El bosque  era peligroso, lo sabía. Pero iba día tras día a él, con sólo cerrar los ojos, y se sentía irremediablemente destinado a morir bajo las garras de un hermoso tigre salido de un telón verdoso del follaje, hasta que recuperaba el facón con mango de guampa caído sobre una piedra, y lo clavaba en el vientre, revolviendo sus vísceras.
Ahora los mellizos jugaban a pegarse, y Manuela les pedía que se quedaran quietos, que dejaran de gritar, pues no podía concentrarse en su arco iris.
- ¿Cuántos son los colores, primo?
- Siete - contestó, y  nada más porque era una prima huérfana le pidió que le mostrara el dibujo.
- ¿Está quedando bien? Fíjate en el pasto...
- Pues sí, es muy bonito. Y las aguas... - contestó. Esas palabras alegraron a Manuela quien redobló el esfuerzo por afirmar el color amarillo del arco y  terminó rompiendo la crayola. Una gran risa entonces le vino a la boca, pues creyó muy graciosa la situación.
El  domingo se presentó gris.
El viejo Mariano Álvarez, que solía caer por la casa en ausencia de los “señores”, apareció a las diez de la mañana con su botella de vino bajo el brazo.
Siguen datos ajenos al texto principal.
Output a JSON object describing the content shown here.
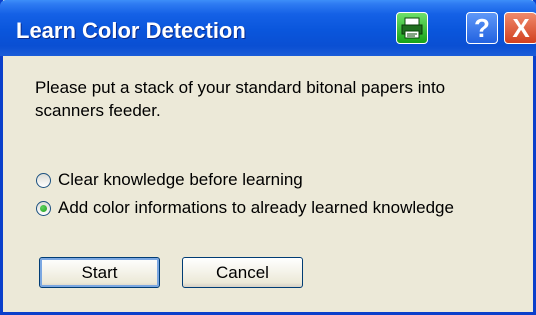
{
  "window": {
    "title": "Learn Color Detection",
    "titlebar_buttons": {
      "print": "printer-icon",
      "help": "?",
      "close": "X"
    }
  },
  "message": "Please put a stack of your standard bitonal papers into scanners feeder.",
  "options": [
    {
      "label": "Clear knowledge before learning",
      "selected": false
    },
    {
      "label": "Add color informations to already learned knowledge",
      "selected": true
    }
  ],
  "buttons": {
    "start": "Start",
    "cancel": "Cancel"
  },
  "colors": {
    "titlebar": "#0A56DC",
    "dialog_background": "#ECE9D8",
    "radio_dot": "#21A121"
  }
}
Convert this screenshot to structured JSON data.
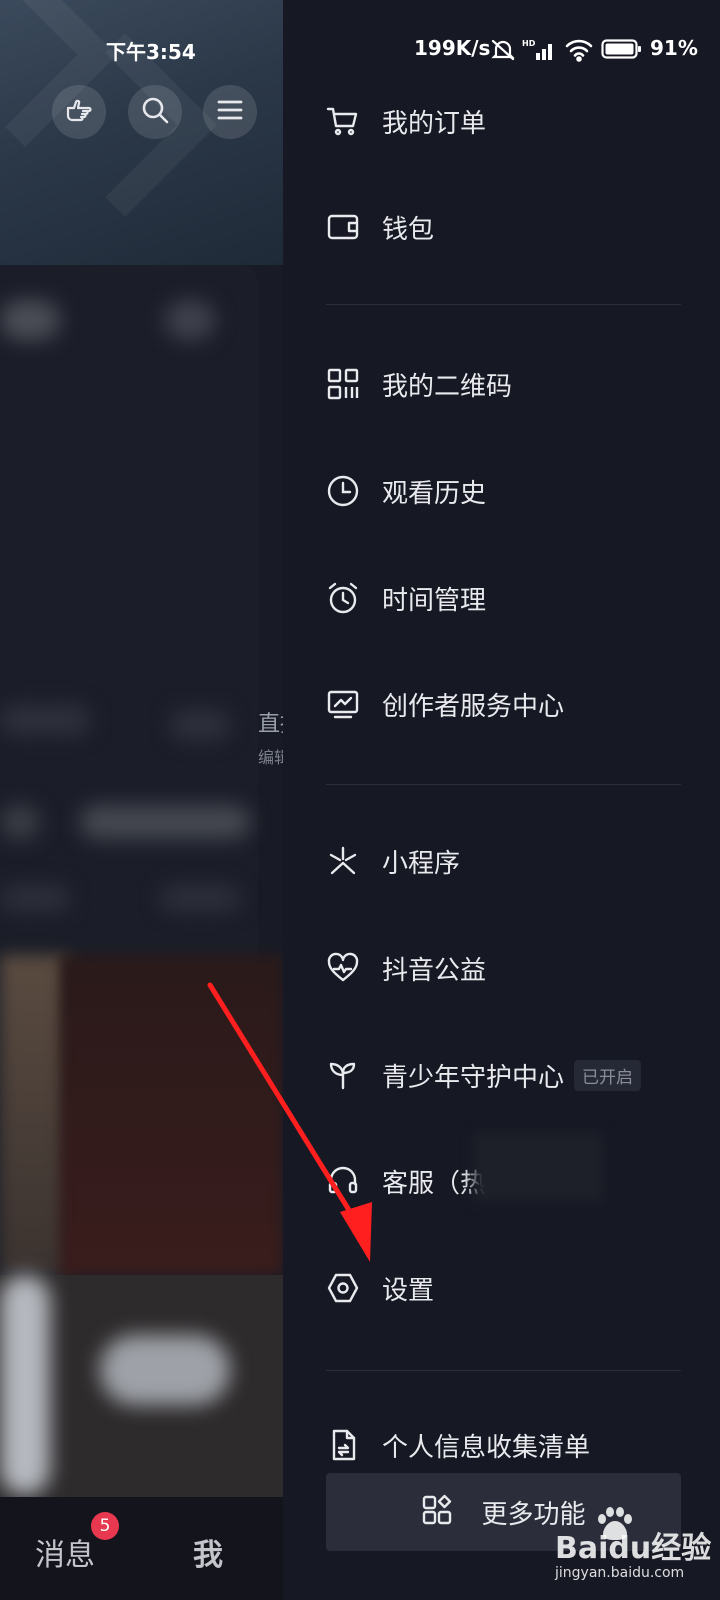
{
  "status_bar": {
    "time": "下午3:54",
    "network_speed": "199K/s",
    "battery": "91%"
  },
  "header_buttons": {
    "icons": [
      "hand-pointer-icon",
      "search-icon",
      "menu-icon"
    ]
  },
  "background_page": {
    "partial_text_1": "直播",
    "partial_text_2": "编辑",
    "nav": {
      "messages_label": "消息",
      "messages_badge": "5",
      "me_label": "我"
    }
  },
  "drawer": {
    "groups": [
      [
        {
          "label": "我的订单",
          "icon": "cart-icon"
        },
        {
          "label": "钱包",
          "icon": "wallet-icon"
        }
      ],
      [
        {
          "label": "我的二维码",
          "icon": "qr-code-icon"
        },
        {
          "label": "观看历史",
          "icon": "clock-icon"
        },
        {
          "label": "时间管理",
          "icon": "alarm-icon"
        },
        {
          "label": "创作者服务中心",
          "icon": "chart-monitor-icon"
        }
      ],
      [
        {
          "label": "小程序",
          "icon": "mini-program-icon"
        },
        {
          "label": "抖音公益",
          "icon": "heart-icon"
        },
        {
          "label": "青少年守护中心",
          "icon": "sprout-icon",
          "badge": "已开启"
        },
        {
          "label": "客服（热",
          "icon": "headset-icon"
        },
        {
          "label": "设置",
          "icon": "settings-icon"
        }
      ],
      [
        {
          "label": "个人信息收集清单",
          "icon": "document-icon"
        }
      ]
    ],
    "more_button": {
      "label": "更多功能",
      "icon": "grid-icon"
    }
  },
  "annotation": {
    "type": "red-arrow",
    "color": "#ff1f1f",
    "target": "设置"
  },
  "watermark": {
    "text": "Baidu经验",
    "sub": "jingyan.baidu.com"
  },
  "colors": {
    "drawer_bg": "#161823",
    "text": "#e9eaee",
    "divider": "#2a2d3a",
    "badge_red": "#e8384f",
    "arrow_red": "#ff1f1f"
  }
}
Como sus pasos no eran firmes, Toby le gruñía. Estaba a punto de dar una patada al animal, cuando apareció Adelfa, la cocinera, y lo llevó muy enojada  hasta el comedor.
En algunas ocasiones, cuando estaba de buen humor, ella le preparaba un café rápido con turrones, y sentaba a escuchar sus historias.
El viejo decidió contar, con la resignación de los que dicen sus secretos porque saben que van  a morir, aquella verdad que desde hace tiempo deseaba que supiera Adelfa, por lo menos. Y ella, después de pedir perdón por sonarse las narices, juró ser toda oídos.
Y él dijo:
Veníamos caminando horas y horas. Éramos seis. Siete, contando con un pájaro negro, que venía saltando, de rama en rama, adelantándose a nuestros pasos. Se pasaba chistando el infeliz. Un sol abrasador nos sumía en vértigos y la sed nos devoraba. Los árboles de troncos rugosos y resecos eran trajinados por hormigas rojas y el hormigueo en nuestras cabezas no nos dejaba pensar. Mario Vargas se sentó en la tierra, y nosotros hicimos lo mismo. Era el líder natural. Y cuando  hizo girar una botella vacía sobre el piso y el cuello de la misma apuntó hacia Horacio, entendimos la decisión fatal de aquel juego que negociaba nuestras vidas, pero la verdad es que ya nos daba igual. Así fue como cada uno de los que nos salvamos  bebió un poco de la cantimplora, y Horacio, maldiciéndonos, nos advirtió que no llegaríamos lejos. El pájaro chistó. Después de un instante  de furia, nos rogó que le diéramos una ración, la mitad siquiera de la nuestra, pero ya no lo escuchábamos. Nos sentíamos miserables.
Yo tenía miedo de que la suerte no me acompañara en la próxima estación, cuando nos sentáramos a observar, temblando, a quién mandaría al infierno aquella  botella vacía. Pero ya ves, aquí estoy. Y el pájaro negro...
Carlos, detrás de la puerta, se comía las uñas, oyendo.
Imaginó la escena y su corazón empezó a latir con fuerza.
Había  barullo en la habitación de arriba.
Una bronca fingida de la hermana mayor, quien llamaba a la paz, encendió repentinamente su ira, y subiendo los escalones de dos en dos, se presentó ante ellos.
Los rayos del sol dominguero hacían que las más delicadas flores del jardín agacharan las cabezas. Un colibrí se entregaba al placer de libar con su trompa el néctar de las flores.
Los primos lo observaron durante un largo rato. Y él les dijo, con una voz inflada por el entusiasmo, que estuvieran listos rápidamente pues irían a dar un paseo. Mientras escuchaba al mellizo dar gritos de Tarzán (aquella alegría lo llevó al paroxismo de imitar al rey de la selva) sentía en su interior el llamado misterioso de una última aventura.
Cuando los cuatro emprendieron la caminata en dirección al bosque, Carlos sólo llevaba en su mochila dos cantimploras con agua y una botella vacía.